Rising water prices in the U.S. are forcing many households to choose between rationing water or risking shutoff due to unpaid bills. A new study shows that government agencies and water utilities may be underestimating the number of households at risk of losing affordable access to water and offers new methods for better assessment.

Sarah Fletcher, a senior study author and assistant professor at Stanford University, highlights the growing problem of water affordability exacerbated by aging infrastructure, climate change, droughts and rising costs of water quality maintenance.

The traditional method of assessing water affordability, the "affordability ratio" — which compares total monthly water bills to household income — fails to capture individual household needs and is often inaccurate, according to the researchers. The new Stanford research proposes delinquency metrics, which are based on past payment behavior, to provide a clearer picture of water affordability.

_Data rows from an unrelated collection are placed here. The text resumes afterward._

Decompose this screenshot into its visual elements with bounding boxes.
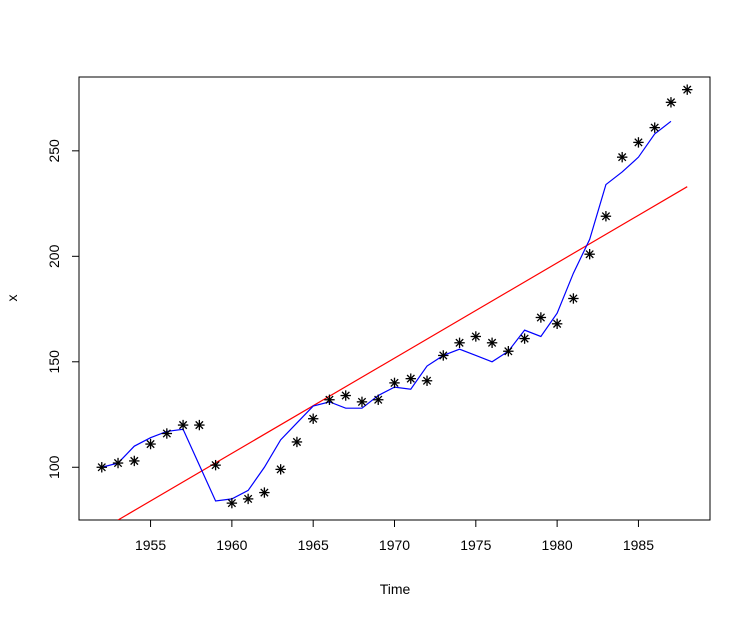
observed-point [438, 350, 449, 361]
observed-point [373, 394, 384, 405]
observed-point [291, 436, 303, 448]
asterisk-stroke [374, 395, 383, 404]
x-tick-label: 1970 [379, 537, 410, 553]
asterisk-stroke [683, 85, 692, 94]
x-axis: 1955 1960 1965 1970 1975 1980 1985 [135, 519, 654, 553]
x-tick-label: 1960 [216, 537, 247, 553]
observed-point [551, 318, 563, 330]
asterisk-stroke [97, 463, 106, 472]
asterisk-stroke [130, 456, 139, 466]
asterisk-stroke [634, 138, 643, 147]
x-tick-label: 1975 [460, 537, 491, 553]
x-tick-label: 1965 [298, 537, 329, 553]
observed-point [470, 331, 482, 342]
x-tick-label: 1955 [135, 537, 166, 553]
asterisk-stroke [422, 376, 432, 385]
asterisk-stroke [601, 212, 611, 221]
observed-point [129, 455, 140, 467]
observed-point [259, 487, 270, 498]
asterisk-stroke [520, 334, 529, 343]
observed-point [96, 462, 107, 473]
asterisk-stroke [243, 494, 253, 504]
observed-point [161, 428, 173, 439]
asterisk-stroke [618, 153, 627, 162]
observed-point [535, 312, 547, 323]
observed-point [307, 413, 319, 424]
observed-points-layer [96, 84, 693, 509]
observed-point [616, 151, 628, 163]
asterisk-stroke [569, 294, 578, 303]
observed-point [600, 211, 612, 222]
observed-point [503, 346, 514, 357]
observed-point [389, 377, 400, 389]
asterisk-stroke [309, 414, 318, 423]
asterisk-stroke [585, 250, 594, 259]
y-tick-label: 250 [46, 139, 62, 163]
y-tick-label: 200 [46, 244, 62, 268]
observed-point [275, 464, 286, 475]
observed-point [665, 97, 677, 108]
asterisk-stroke [195, 420, 204, 430]
asterisk-stroke [390, 378, 399, 388]
observed-point [649, 122, 660, 133]
observed-point [584, 249, 595, 260]
trend-line [117, 186, 688, 520]
observed-point [340, 390, 351, 401]
observed-point [682, 84, 693, 95]
asterisk-stroke [178, 420, 188, 430]
observed-point [405, 373, 416, 384]
observed-point [454, 337, 465, 348]
asterisk-stroke [260, 488, 269, 497]
observed-point [633, 137, 644, 148]
asterisk-stroke [276, 465, 285, 474]
asterisk-stroke [552, 319, 562, 328]
observed-point [194, 419, 205, 431]
observed-point [112, 457, 124, 469]
y-axis-title: x [4, 295, 20, 302]
asterisk-stroke [146, 439, 155, 449]
asterisk-stroke [162, 429, 171, 438]
asterisk-stroke [536, 313, 546, 322]
y-tick-label: 150 [46, 350, 62, 374]
y-axis: 100 150 200 250 [46, 139, 80, 479]
fitted-line-layer [101, 120, 672, 502]
asterisk-stroke [666, 98, 676, 107]
asterisk-stroke [227, 498, 237, 508]
observed-point [519, 333, 530, 344]
asterisk-stroke [504, 347, 513, 356]
asterisk-stroke [650, 123, 659, 132]
asterisk-stroke [487, 338, 497, 347]
asterisk-stroke [292, 437, 302, 447]
observed-point [356, 396, 368, 408]
asterisk-stroke [406, 374, 415, 383]
observed-point [568, 293, 579, 304]
asterisk-stroke [357, 397, 367, 407]
y-tick-label: 100 [46, 455, 62, 479]
plot-frame [78, 76, 711, 521]
observed-point [210, 459, 221, 471]
x-tick-label: 1980 [542, 537, 573, 553]
asterisk-stroke [471, 332, 480, 341]
x-tick-label: 1985 [623, 537, 654, 553]
fitted-line [101, 120, 672, 502]
asterisk-stroke [113, 458, 123, 468]
observed-point [324, 394, 335, 405]
observed-point [486, 337, 498, 348]
observed-point [145, 438, 156, 450]
asterisk-stroke [341, 391, 350, 400]
x-axis-title: Time [380, 581, 411, 597]
asterisk-stroke [325, 395, 334, 404]
observed-point [242, 493, 254, 505]
trend-line-layer [117, 186, 688, 520]
observed-point [226, 497, 238, 509]
asterisk-stroke [455, 338, 464, 347]
asterisk-stroke [211, 461, 220, 470]
observed-point [421, 375, 433, 386]
observed-point [177, 419, 189, 431]
asterisk-stroke [439, 351, 448, 360]
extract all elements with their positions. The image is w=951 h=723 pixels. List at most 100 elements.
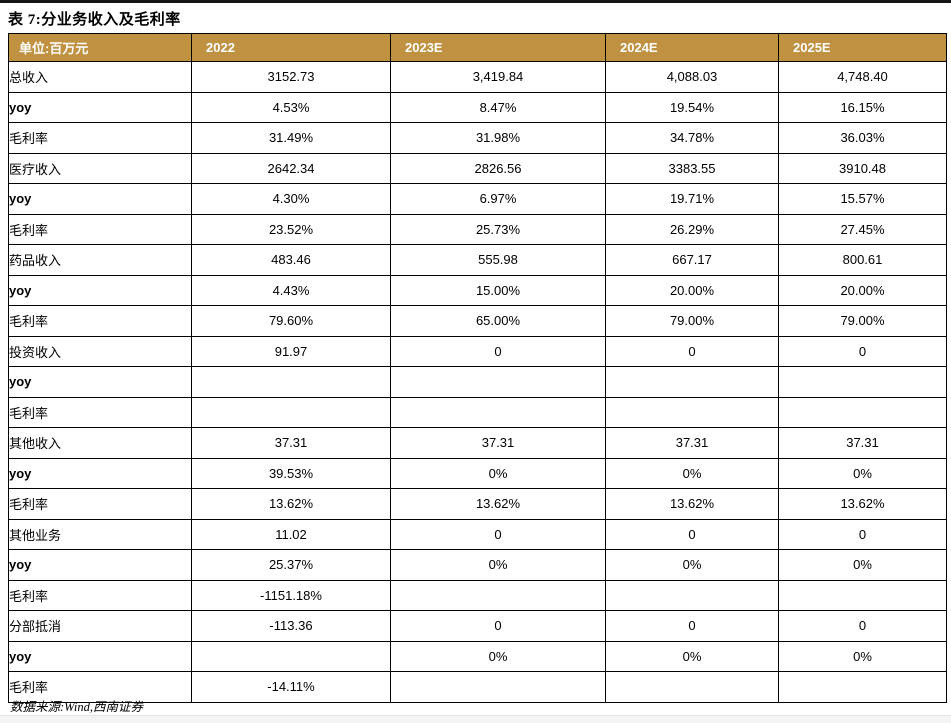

The study analyzed 13 years of water billing data from 40,000 households in Santa Cruz, California, and developed three delinquency metrics: frequency (how often a household falls behind on payments), duration (how long a household remains behind) and severity (the amount of debt incurred). These metrics aim to better gauge a household's ability to pay based on actual payment patterns.

The findings suggest that delinquency metrics can reveal more about water security than the traditional affordability ratio, offering a more nuanced approach to ensuring access to water, a fundamental human right. This new method could better inform utility rates, assistance programs and policy decisions to address water affordability more effectively.